The advance of technology-enabled digital work has evolved to such a point that society is experiencing wrenching change. Data-driven algorithms are taking over skilled work, even knowledge work, that people used to do on their own, while machine-learning techniques are beginning to support knowledge work that humans can’t be expected to do at all.
The rise of new technology and tools is not new to the human condition, of course. Ever since the early development of tools – baskets and spears or grinding stones, which were the labor saving tools of their time – people have been inventing and using tools and technology to get work done.
Digital technology, however, is changing people’s experience of work in several fundamental but little-understood ways. We believe it is time for an examination of how the digitization of work along with the digitalization of the workplace is having a broad impact on the economy and the quality of human lives.
Knowledge work, also called white collar work, predominates in many sectors where there are still people in the picture. At the same time highly-skilled blue collar work is disappearing, and what is left for humans to do looks suspiciously like knowledge work even when it is “industrial,” like mining operations, manufacturing, and oil refineries.
From the beginning of digital computer technology’s appearance on the scene in the 1950’s, two types of relationships between digital technology and the work humans do have been proposed. One is the automation of work – literally replacing people. The other is augmentation, or assistance and leveraging humans in the work they do.

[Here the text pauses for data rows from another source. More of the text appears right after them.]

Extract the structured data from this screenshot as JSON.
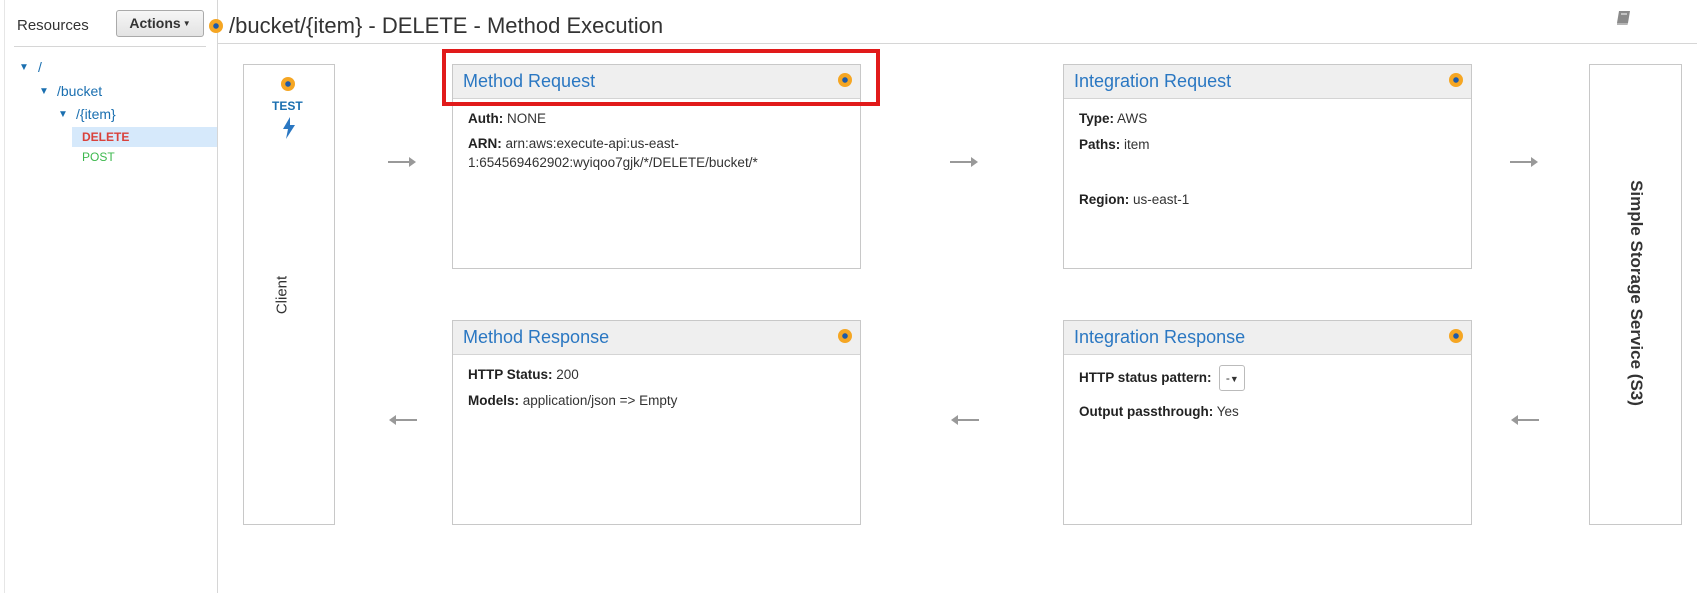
{
  "sidebar": {
    "resources_label": "Resources",
    "actions_label": "Actions",
    "tree": {
      "root": "/",
      "bucket": "/bucket",
      "item": "/{item}",
      "methods": [
        "DELETE",
        "POST"
      ]
    }
  },
  "header": {
    "title": "/bucket/{item} - DELETE - Method Execution"
  },
  "client": {
    "test_label": "TEST",
    "label": "Client"
  },
  "backend": {
    "label": "Simple Storage Service (S3)"
  },
  "method_request": {
    "title": "Method Request",
    "auth_label": "Auth:",
    "auth_value": "NONE",
    "arn_label": "ARN:",
    "arn_value_line1": "arn:aws:execute-api:us-east-",
    "arn_value_line2": "1:654569462902:wyiqoo7gjk/*/DELETE/bucket/*"
  },
  "integration_request": {
    "title": "Integration Request",
    "type_label": "Type:",
    "type_value": "AWS",
    "paths_label": "Paths:",
    "paths_value": "item",
    "region_label": "Region:",
    "region_value": "us-east-1"
  },
  "method_response": {
    "title": "Method Response",
    "status_label": "HTTP Status:",
    "status_value": "200",
    "models_label": "Models:",
    "models_value": "application/json => Empty"
  },
  "integration_response": {
    "title": "Integration Response",
    "pattern_label": "HTTP status pattern:",
    "pattern_value": "-",
    "passthrough_label": "Output passthrough:",
    "passthrough_value": "Yes"
  },
  "colors": {
    "link_blue": "#2a77c2",
    "delete_red": "#d9413b",
    "post_green": "#3cb84d",
    "highlight_red": "#e11a1a",
    "status_dot_orange": "#f5a623"
  },
  "icons": [
    "dot-status-icon",
    "bolt-icon",
    "book-icon",
    "arrow-right-icon",
    "arrow-left-icon",
    "triangle-down-icon",
    "caret-down-icon"
  ]
}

Automation rules. It has promised and delivered on many fronts: reliability, repeatability, consistency, standardization, precision – getting work done in less time and for less cost. It has actually accomplished what Frederick Taylor wanted people to do. Work has been broken down into tasks, ever smaller, until we got to the hyper-tasking that MIT Professor Tom Malone predicted. In this world, the industrial mindset has predominated.
Augmentation, it was argued by Doug Englebart in the 1960’s, was a more helpful and positive role for technology. He foresaw a world in which societal complications arose. He argued that it was only with large-scale collaboration among organizations and people that these problems could be addressed. And, as he often said, the sooner the better.
Augmentation (or assistance) has never quite had the same impact as automation. And for too long, automation and augmentation have been seen as alternative – even opposing – views of technology’s value, not as complementary views. As society now faces genuinely complex problems, even wicked problems, many of which have been foreseen by pundits of various stripes, we believe it is time to consider bringing them under the same umbrella.